Any potential use of gene-editing needs to be considered on a case-by-case basis, using a through judicial review process that would weigh the pros and possible side-effects as well as examining how it would impact local communities.

“The biggest risk right now with this technology is the uncertainty associated with it,” said Natalie Kofler, the lead author of the paper. “In places like Burkina Faso, for instance, it is being touted as a silver bullet to get rid of malaria. But these technologies also have the potential to forever change the genetic makeup of species, or even drive certain species to extinction. Lack of global governance puts our planet at risk.”

The researchers, representing over a dozen academic disciplines including philosophy and ecology, looked at CRISPR gene editing which can introduce a specific set of traits into a population.
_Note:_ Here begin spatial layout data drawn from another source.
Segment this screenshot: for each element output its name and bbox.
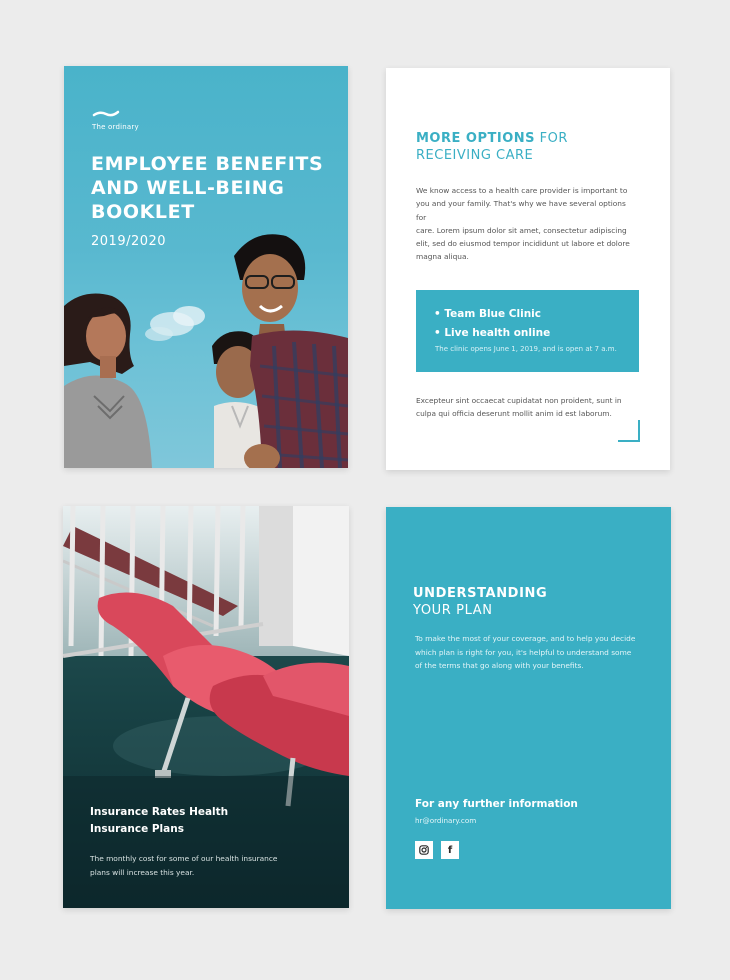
cover-year: 2019/2020 xyxy=(91,234,167,249)
photo-caption-body xyxy=(90,852,290,879)
contact-title: For any further information xyxy=(415,798,578,810)
body-line: magna aliqua. xyxy=(416,252,469,262)
options-title-light: FOR xyxy=(534,131,568,146)
options-title-line2: RECEIVING CARE xyxy=(416,148,534,163)
chairs-photo xyxy=(63,506,349,908)
body-line: which plan is right for you, it's helpful to understand some xyxy=(415,647,632,657)
body-line: We know access to a health care provider is important to xyxy=(416,186,628,195)
logo-text: The ordinary xyxy=(92,123,139,131)
corner-decoration xyxy=(618,420,640,442)
options-body-2 xyxy=(416,394,638,421)
instagram-icon-glyph xyxy=(419,845,429,855)
insurance-photo-page xyxy=(63,506,349,908)
options-title xyxy=(416,131,568,146)
plan-subtitle: YOUR PLAN xyxy=(413,603,493,618)
instagram-icon[interactable] xyxy=(415,841,433,859)
bullet-live-health-online: • Live health online xyxy=(434,327,551,339)
plan-title: UNDERSTANDING xyxy=(413,586,548,601)
plan-page xyxy=(386,507,671,909)
options-title-bold: MORE OPTIONS xyxy=(416,131,535,146)
logo xyxy=(92,104,139,131)
clinic-options-box xyxy=(416,290,639,372)
cover-title-line: EMPLOYEE BENEFITS xyxy=(91,153,324,175)
bullet-team-blue-clinic: • Team Blue Clinic xyxy=(434,308,541,320)
body-line: plans will increase this year. xyxy=(90,867,195,877)
facebook-icon-glyph: f xyxy=(447,844,453,856)
options-page xyxy=(386,68,670,470)
wave-logo-icon xyxy=(92,109,120,119)
caption-title-line: Insurance Rates Health xyxy=(90,806,229,818)
caption-title-line: Insurance Plans xyxy=(90,823,184,835)
cover-page xyxy=(64,66,348,468)
contact-email[interactable]: hr@ordinary.com xyxy=(415,816,477,825)
clinic-note: The clinic opens June 1, 2019, and is open at 7 a.m. xyxy=(435,345,617,353)
body-line: you and your family. That's why we have several options for xyxy=(416,199,626,222)
body-line: Excepteur sint occaecat cupidatat non proident, sunt in xyxy=(416,396,622,405)
photo-caption-title xyxy=(90,804,290,838)
body-line: culpa qui officia deserunt mollit anim id est laborum. xyxy=(416,409,612,419)
body-line: The monthly cost for some of our health insurance xyxy=(90,854,278,863)
cover-title-line: BOOKLET xyxy=(91,201,195,223)
cover-title xyxy=(91,152,331,224)
body-line: elit, sed do eiusmod tempor incididunt ut labore et dolore xyxy=(416,239,630,249)
body-line: of the terms that go along with your benefits. xyxy=(415,661,584,670)
options-body xyxy=(416,184,638,264)
plan-body xyxy=(415,632,640,673)
facebook-icon[interactable] xyxy=(441,841,459,859)
body-line: To make the most of your coverage, and to help you decide xyxy=(415,634,636,643)
cover-title-line: AND WELL-BEING xyxy=(91,177,285,199)
body-line: care. Lorem ipsum dolor sit amet, consectetur adipiscing xyxy=(416,225,627,235)
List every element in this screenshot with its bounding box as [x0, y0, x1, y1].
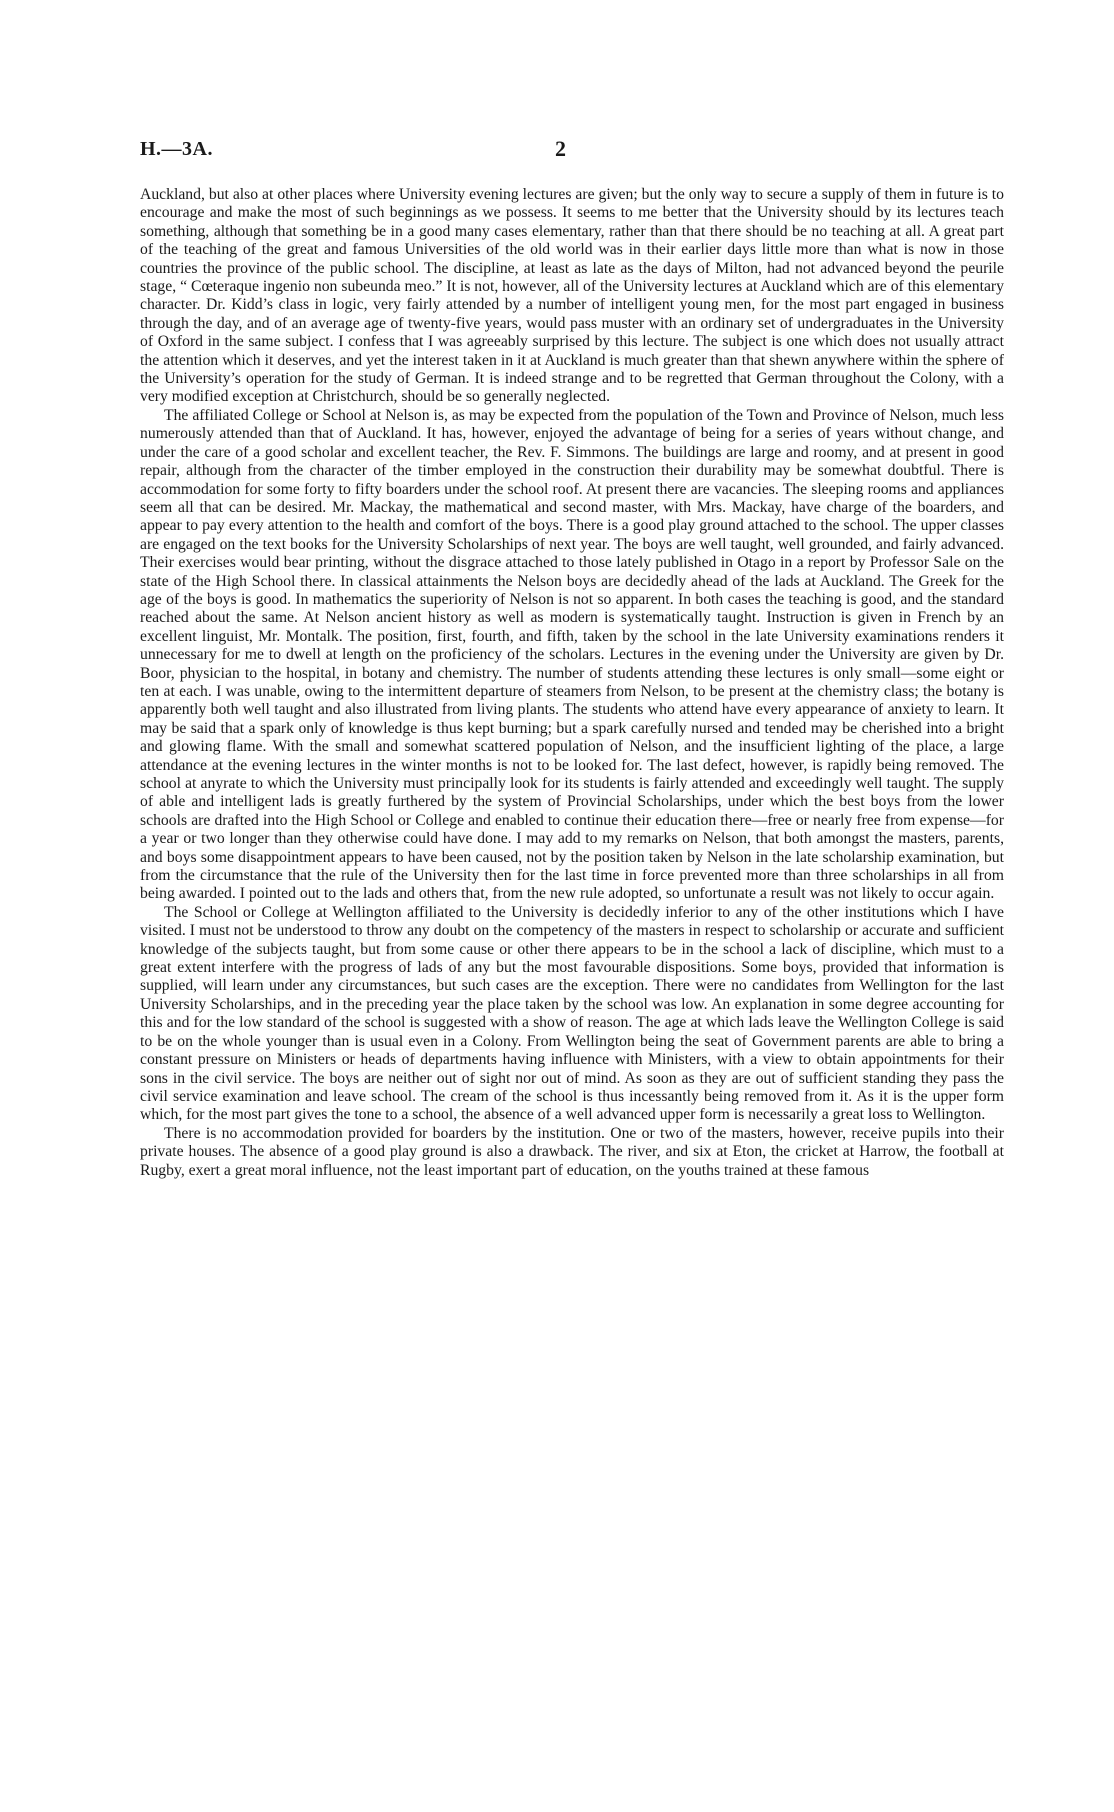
paragraph-auckland-continued: Auckland, but also at other places where University evening lectures are given; but the only way to secure a supply of them in future is to encourage and make the most of such beginnings as we possess. It seems to me better that the University should by its lectures teach something, although that something be in a good many cases elementary, rather than that there should be no teaching at all. A great part of the teaching of the great and famous Universities of the old world was in their earlier days little more than what is now in those countries the province of the public school. The discipline, at least as late as the days of Milton, had not advanced beyond the peurile stage, “ Cœteraque ingenio non subeunda meo.” It is not, however, all of the University lectures at Auckland which are of this elementary character. Dr. Kidd’s class in logic, very fairly attended by a number of intelligent young men, for the most part engaged in business through the day, and of an average age of twenty-five years, would pass muster with an ordinary set of undergraduates in the University of Oxford in the same subject. I confess that I was agreeably surprised by this lecture. The subject is one which does not usually attract the attention which it deserves, and yet the interest taken in it at Auckland is much greater than that shewn anywhere within the sphere of the University’s operation for the study of German. It is indeed strange and to be regretted that German throughout the Colony, with a very modified exception at Christchurch, should be so generally neglected.	[140, 186, 1004, 406]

Introducing such widespread changes to a species may create unknown threats, mutations, or even drive some species to extinction.

“There are many proposals to release gene-edited organisms into the wild and even actively drive them into the genomes of native wild populations to address a wide range of environmental issues,” said Oswald Schmitz, the director of the Yale Institute for Biospheric Studies. “But this is all proceeding at a heady pace with very little discussion with potentially affected communities. Formal safeguards are needed to ensure that these well-intentioned technologies don’t unintentionally spread globally to destroy ecosystems and human welfare and cultures that rely on them.”

To guard against any potential catastrophe, a global body with the power to oversee gene editing proposals and make expert decisions needs to be formed according to the researchers.

“Confronting this challenge goes beyond just the inclusion of empirical, scientific data, to also bring in value systems, ethics, and relationships with nature, relationships with technology, and historically marginalized voices to make a fully informed decision,” said Kofler. “Our proposal provides a blue-print on how to enact a new model of governance, one built on the integration of empirical and normative inputs, that includes diverse expertise and worldviews.”